Lionfish are native to the Indo-Pacific, but are now established along the southeast coast of the U.S., the Caribbean, and in parts of the Gulf of Mexico.
How did the fish get to the Atlantic? While the exact cause is unknown, it's likely that humans provided a helping hand. Experts speculate that people have been dumping unwanted lionfish from home aquariums into the Atlantic Ocean for up to 25 years.
Since lionfish are not native to Atlantic waters, they have very few predators. They are carnivores that feed on small crustaceans and fish, including the young of important commercial fish species such as snapper and grouper.
Unfortunately, NOAA researchers have concluded that invasive lionfish populations will continue to grow and cannot be eliminated using conventional methods. Marine invaders are nearly impossible to eradicate once established.

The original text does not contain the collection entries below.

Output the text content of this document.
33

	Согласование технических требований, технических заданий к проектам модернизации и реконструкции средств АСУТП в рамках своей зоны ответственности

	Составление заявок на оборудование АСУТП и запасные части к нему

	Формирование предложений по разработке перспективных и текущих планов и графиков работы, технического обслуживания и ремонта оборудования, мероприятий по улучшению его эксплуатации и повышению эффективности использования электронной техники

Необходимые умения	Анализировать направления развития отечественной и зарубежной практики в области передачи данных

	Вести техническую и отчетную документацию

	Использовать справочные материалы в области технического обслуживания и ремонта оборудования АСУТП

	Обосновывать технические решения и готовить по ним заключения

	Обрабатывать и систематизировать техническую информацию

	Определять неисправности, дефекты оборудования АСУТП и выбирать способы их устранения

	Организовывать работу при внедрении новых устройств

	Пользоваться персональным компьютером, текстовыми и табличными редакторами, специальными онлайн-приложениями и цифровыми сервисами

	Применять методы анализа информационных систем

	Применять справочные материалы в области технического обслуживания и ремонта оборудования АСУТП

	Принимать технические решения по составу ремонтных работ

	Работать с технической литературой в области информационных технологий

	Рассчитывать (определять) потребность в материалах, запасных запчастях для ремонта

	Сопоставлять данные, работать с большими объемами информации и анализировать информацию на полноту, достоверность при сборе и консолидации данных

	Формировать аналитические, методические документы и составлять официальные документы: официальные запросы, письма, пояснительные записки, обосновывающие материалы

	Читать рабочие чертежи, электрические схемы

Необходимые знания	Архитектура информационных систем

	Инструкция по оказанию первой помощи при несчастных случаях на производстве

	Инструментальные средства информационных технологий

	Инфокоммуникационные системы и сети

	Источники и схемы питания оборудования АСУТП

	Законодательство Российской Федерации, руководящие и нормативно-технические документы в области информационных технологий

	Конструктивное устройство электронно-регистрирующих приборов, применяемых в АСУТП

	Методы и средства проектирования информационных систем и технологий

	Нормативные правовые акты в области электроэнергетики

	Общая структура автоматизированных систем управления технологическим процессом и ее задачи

How lionfish will affect native fish populations and commercial fishing industries has yet to be determined. What is known is that non-native species can dramatically affect native ecosystems and local fishing economies. Experts are carefully studying these invaders to better understand their role in, and potential threat to, Atlantic Ocean ecosystems.
Lionfish have venomous spines that can be very painful. Scientists are also actively studying these fish to better understand the potential threat that lionfish pose to key reef and commercial fish species. Learning more about the habits and preferences of lionfish in non-native waters also helps experts determine where to look for these invasive fish.